For simple materials Noll’s principle of local action yields the stress tensor function to depend only on the local deformation gradient or its history (Noll in The Foundations of Mechanics and Thermodynamics, 1974, p. 20, Theorem 3). Consequently, the stress field is of class \(C^{1}\) and the standard force equilibrium condition exhibits the divergence of stress. Nonlocal models, e.g., couple stress theories, drop the principle of local action. They account for higher gradients in deformation and additional kinematical variables, respectively. Then, the stress tensor field in the contiguity of a continuum point may not be a linear function.

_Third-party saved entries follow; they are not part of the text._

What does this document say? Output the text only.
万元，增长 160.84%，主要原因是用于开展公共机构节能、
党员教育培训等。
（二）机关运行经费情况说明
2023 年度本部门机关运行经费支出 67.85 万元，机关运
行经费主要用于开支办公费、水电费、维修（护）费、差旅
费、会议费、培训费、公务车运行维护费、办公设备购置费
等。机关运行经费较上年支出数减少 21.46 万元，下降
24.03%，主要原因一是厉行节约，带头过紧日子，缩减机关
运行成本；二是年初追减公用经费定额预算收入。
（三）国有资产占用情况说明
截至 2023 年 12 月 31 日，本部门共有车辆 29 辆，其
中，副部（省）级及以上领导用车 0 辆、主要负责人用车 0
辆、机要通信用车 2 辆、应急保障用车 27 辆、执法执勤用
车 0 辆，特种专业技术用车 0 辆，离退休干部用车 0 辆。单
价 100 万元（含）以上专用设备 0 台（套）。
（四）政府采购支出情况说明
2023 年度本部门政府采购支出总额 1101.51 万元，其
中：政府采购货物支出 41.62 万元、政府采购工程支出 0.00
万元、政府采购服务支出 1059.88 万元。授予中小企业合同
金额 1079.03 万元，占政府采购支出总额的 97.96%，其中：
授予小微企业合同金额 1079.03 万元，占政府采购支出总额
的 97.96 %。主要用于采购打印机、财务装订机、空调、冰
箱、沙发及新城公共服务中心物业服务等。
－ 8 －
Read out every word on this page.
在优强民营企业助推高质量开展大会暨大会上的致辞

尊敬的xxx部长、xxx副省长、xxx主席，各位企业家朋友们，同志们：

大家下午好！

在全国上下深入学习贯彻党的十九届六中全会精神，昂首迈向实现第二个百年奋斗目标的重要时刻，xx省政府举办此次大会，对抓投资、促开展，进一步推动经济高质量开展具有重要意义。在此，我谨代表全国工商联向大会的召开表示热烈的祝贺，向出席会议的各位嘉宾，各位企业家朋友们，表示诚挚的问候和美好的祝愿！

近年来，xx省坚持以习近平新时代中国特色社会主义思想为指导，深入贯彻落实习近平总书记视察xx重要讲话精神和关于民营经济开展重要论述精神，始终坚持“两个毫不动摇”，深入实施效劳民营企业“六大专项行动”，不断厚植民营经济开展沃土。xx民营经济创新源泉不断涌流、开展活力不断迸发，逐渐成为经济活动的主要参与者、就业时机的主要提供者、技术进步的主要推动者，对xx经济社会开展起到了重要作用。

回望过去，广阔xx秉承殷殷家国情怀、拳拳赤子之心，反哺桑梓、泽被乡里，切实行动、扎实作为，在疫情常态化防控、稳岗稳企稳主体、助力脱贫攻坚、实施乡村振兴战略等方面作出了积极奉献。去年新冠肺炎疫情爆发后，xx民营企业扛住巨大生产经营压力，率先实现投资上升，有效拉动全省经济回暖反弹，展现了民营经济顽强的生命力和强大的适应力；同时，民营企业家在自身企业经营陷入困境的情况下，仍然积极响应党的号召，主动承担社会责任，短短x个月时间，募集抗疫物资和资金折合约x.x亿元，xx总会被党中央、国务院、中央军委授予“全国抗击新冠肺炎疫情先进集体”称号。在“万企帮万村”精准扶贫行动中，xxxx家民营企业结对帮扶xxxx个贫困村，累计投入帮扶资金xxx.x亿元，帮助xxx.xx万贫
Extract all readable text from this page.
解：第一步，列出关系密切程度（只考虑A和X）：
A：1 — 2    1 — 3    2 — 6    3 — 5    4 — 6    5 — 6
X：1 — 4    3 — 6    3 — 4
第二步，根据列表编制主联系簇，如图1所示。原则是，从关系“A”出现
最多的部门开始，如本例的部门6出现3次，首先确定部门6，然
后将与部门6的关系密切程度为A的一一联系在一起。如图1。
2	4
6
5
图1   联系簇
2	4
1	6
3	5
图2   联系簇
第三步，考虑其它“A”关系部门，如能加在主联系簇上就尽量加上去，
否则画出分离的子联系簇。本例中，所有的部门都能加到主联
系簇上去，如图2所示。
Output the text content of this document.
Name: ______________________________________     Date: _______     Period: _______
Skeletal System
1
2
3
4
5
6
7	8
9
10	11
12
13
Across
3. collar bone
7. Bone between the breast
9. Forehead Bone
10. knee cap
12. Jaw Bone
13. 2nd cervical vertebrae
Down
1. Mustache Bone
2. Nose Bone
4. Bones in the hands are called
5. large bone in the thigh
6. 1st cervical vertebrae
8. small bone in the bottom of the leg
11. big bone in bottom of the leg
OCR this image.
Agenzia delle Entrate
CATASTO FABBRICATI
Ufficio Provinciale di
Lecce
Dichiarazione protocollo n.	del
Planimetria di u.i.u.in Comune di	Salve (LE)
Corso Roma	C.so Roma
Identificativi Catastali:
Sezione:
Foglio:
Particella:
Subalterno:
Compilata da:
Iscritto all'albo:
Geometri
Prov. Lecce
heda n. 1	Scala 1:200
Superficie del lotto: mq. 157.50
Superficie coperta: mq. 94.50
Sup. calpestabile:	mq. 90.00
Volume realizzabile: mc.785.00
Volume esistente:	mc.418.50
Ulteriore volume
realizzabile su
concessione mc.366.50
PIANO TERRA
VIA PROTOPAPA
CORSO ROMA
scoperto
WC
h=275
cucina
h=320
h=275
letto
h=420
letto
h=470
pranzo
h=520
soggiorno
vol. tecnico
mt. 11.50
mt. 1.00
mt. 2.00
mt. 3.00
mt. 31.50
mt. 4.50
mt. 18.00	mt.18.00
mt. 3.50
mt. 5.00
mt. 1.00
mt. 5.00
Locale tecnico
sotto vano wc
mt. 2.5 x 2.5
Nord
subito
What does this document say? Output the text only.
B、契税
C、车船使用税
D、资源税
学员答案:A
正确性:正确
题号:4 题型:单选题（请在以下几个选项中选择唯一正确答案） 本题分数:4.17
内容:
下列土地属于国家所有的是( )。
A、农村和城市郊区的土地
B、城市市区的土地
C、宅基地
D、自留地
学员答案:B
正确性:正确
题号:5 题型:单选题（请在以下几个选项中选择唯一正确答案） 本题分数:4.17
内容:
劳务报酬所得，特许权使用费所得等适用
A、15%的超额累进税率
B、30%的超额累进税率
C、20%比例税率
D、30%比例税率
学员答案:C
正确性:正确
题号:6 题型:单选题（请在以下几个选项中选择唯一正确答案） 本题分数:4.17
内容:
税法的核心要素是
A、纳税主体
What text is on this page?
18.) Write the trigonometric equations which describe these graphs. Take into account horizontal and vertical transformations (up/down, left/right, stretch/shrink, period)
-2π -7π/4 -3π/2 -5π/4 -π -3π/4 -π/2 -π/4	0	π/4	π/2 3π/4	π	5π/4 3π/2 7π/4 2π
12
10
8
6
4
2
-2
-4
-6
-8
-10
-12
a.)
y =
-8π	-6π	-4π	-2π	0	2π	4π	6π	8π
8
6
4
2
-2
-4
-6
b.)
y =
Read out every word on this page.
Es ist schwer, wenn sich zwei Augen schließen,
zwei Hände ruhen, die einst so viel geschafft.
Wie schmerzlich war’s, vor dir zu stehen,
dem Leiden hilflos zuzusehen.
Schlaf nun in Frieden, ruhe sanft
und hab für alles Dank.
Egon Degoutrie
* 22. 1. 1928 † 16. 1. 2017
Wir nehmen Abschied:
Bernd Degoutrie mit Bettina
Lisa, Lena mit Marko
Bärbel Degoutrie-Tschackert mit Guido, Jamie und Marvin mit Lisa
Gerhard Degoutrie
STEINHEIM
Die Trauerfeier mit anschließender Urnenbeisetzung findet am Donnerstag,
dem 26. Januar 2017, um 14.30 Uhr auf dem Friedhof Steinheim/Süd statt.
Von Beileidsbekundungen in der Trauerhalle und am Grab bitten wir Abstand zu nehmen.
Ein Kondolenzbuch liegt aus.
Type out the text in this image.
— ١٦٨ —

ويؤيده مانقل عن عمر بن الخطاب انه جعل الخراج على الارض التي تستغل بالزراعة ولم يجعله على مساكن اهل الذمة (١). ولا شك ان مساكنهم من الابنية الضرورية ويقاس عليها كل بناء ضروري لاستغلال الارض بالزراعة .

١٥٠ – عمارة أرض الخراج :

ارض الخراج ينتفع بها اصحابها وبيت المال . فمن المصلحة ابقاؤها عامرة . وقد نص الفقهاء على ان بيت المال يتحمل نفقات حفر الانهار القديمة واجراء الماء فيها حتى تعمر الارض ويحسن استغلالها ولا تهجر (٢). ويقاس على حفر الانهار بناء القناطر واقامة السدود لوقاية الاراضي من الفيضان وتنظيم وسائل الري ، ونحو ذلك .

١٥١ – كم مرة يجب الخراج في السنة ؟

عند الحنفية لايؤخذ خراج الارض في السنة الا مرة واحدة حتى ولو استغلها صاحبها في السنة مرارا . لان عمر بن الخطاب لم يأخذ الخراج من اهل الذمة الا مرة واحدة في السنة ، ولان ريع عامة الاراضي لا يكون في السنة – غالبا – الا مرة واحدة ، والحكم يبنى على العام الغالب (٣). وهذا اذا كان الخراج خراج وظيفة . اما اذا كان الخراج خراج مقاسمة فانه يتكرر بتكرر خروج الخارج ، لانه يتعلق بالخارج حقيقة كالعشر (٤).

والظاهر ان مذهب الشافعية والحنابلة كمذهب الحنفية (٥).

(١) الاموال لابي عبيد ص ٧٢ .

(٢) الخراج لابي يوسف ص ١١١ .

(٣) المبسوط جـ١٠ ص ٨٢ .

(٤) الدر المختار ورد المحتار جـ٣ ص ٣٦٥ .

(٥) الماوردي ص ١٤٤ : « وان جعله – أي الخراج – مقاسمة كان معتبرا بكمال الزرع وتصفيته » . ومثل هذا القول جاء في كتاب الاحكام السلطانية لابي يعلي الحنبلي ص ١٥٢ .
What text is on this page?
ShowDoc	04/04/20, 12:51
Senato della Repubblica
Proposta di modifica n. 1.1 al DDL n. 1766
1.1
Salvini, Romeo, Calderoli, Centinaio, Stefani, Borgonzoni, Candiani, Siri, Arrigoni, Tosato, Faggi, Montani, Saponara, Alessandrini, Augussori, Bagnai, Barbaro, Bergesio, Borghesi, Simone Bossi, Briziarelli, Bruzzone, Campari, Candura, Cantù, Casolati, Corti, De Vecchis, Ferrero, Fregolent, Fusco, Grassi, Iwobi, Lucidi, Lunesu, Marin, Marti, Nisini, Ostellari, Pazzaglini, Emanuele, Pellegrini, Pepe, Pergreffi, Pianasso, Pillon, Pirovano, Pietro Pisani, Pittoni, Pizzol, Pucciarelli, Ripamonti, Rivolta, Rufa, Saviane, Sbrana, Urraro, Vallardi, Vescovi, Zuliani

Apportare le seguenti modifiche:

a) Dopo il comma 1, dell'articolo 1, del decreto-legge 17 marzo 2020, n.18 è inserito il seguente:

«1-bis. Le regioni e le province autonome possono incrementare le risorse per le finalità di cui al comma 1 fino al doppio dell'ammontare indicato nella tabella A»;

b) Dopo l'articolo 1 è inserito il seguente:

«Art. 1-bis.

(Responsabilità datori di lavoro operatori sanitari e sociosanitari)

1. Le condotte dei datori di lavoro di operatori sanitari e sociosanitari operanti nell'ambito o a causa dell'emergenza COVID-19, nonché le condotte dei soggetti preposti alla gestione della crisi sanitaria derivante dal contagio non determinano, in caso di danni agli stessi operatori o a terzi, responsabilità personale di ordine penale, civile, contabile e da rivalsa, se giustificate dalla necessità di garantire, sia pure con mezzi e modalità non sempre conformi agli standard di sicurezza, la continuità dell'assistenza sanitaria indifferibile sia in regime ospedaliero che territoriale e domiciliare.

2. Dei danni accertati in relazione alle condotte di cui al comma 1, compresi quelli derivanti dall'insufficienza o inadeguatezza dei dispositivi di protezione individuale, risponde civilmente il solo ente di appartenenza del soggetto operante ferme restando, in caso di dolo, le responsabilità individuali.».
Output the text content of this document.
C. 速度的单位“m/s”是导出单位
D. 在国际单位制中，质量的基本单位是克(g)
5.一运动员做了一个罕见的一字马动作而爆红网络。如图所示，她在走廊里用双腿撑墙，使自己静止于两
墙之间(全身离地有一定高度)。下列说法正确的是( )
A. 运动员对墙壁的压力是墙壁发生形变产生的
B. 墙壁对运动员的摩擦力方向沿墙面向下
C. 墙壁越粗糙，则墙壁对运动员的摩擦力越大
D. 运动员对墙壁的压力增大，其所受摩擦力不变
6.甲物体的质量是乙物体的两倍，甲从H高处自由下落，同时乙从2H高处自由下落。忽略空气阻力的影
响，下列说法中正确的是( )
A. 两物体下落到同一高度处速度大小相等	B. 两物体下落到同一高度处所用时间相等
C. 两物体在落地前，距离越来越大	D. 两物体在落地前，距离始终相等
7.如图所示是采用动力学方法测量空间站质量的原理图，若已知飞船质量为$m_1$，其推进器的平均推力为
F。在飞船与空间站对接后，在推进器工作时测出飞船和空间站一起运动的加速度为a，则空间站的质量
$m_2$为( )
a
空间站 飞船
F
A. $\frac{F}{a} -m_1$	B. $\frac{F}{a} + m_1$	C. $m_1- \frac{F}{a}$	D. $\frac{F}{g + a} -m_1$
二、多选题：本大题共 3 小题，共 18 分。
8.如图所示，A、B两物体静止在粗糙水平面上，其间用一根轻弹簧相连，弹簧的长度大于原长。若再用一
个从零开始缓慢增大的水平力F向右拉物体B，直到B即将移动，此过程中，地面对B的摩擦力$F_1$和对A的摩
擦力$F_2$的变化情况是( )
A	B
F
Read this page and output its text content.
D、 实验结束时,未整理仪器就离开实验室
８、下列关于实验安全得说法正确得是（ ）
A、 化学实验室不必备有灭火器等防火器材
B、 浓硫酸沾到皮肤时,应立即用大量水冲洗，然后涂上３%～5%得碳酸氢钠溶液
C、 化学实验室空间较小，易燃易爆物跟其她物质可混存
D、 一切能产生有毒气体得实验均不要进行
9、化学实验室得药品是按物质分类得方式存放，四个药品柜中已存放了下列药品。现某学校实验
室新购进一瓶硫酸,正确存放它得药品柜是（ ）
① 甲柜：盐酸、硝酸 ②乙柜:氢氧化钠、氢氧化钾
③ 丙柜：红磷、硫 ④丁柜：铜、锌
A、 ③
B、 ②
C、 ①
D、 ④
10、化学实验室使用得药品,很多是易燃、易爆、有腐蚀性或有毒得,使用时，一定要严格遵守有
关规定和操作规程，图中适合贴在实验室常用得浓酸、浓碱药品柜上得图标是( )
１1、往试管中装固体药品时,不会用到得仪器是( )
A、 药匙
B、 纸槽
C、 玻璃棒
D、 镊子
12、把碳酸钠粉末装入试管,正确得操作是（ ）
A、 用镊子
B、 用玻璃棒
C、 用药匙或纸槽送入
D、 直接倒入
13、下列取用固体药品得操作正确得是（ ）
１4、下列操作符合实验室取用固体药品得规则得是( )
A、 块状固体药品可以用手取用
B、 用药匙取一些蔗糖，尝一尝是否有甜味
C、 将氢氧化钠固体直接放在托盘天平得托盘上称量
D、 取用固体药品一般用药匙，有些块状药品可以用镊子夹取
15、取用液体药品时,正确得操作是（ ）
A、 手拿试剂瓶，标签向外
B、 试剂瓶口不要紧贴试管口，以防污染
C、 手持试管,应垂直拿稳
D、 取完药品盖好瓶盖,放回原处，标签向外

In the context of power series expansion, higher order terms of stress appear in the representative volume element around the point. We axiomatically consider the stress field tensor and the body force vector as nonlinear functions of class \(C^{n}\), approximated via power series expansion of order \(m \leq n\) from the midpoint of a cubic representative volume element. Depending on the grade of approximation, the series expansion reproduces nonlinearities of the stress field in the cube and also on its surface. The proposed procedure yields a nonlocal force equilibrium condition extending the local condition by an additional term with internal length scale parameter. It evolves from integrating tractions on the surface of a finite region. Thus, we make no use of Green’s divergence theorem. Our approach is not restricted by material constitution. Thus, it is valid for solids and fluids. However, we limit our examples to solids, where an internal length scale arises from the inner structure of material. Additionally, the variational approach of a gradient elasticity model with explicit constitutive assumptions is under investigation. Latter leads to a similar force equilibrium condition, however, with a reversed sign for the proposed extension.